To support these activities, Kingston University invested in a 24 GPU-farm based on NVIDIA Titan and a High-Performance Computing facility with 768 cores (Xeon® Scalable Processors at 2.1 GHz, 8GB memory per CPU Core), a 10 Gbps Ethernet) and a useable storage capacity of 80TB.
Intelligent computer vision improving security in crowded public events and agricultural practice on farms (Remagnino). This research has improved the welfare and economic prosperity of citizens across Europe (see Impact Case Study).
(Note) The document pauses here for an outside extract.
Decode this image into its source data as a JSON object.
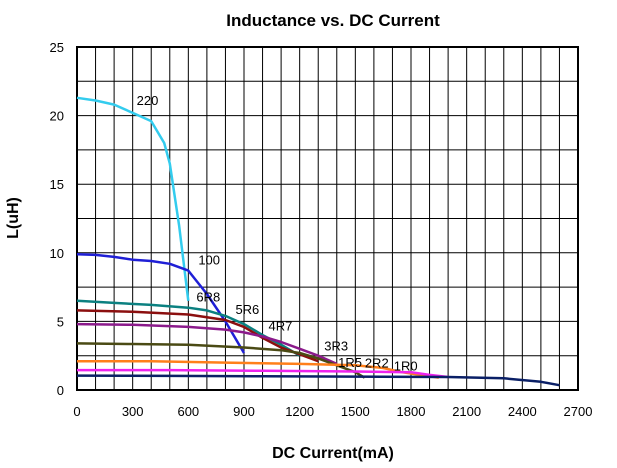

The design of a novel end-to-end 3D face reconstruction approach from a single 2D facial image based on a new CNN architecture (Argyriou). In 2017, it was presented at the prestigious International Conference on Computer Vision (ICCV).
The automation of retinal vessels morphology quantification (S. Barman). This was applied to the UK Biobank fundus image dataset (over 100,000 retinal images) and contributed to diabetic retinopathy as evidenced by a publication in the journal Computerized Medical Imaging & Graphics (2015).
Research on modelling sets of multivariate sequences using nonlinear dimensionality reduction delivered a new approach addressing stylistic variations in time series (Makris and Nebel). Published in the journal IEEE Transactions on Cybernetics (2014), this work has applications beyond human motion analysis such as autonomous transport and other self-organising areas.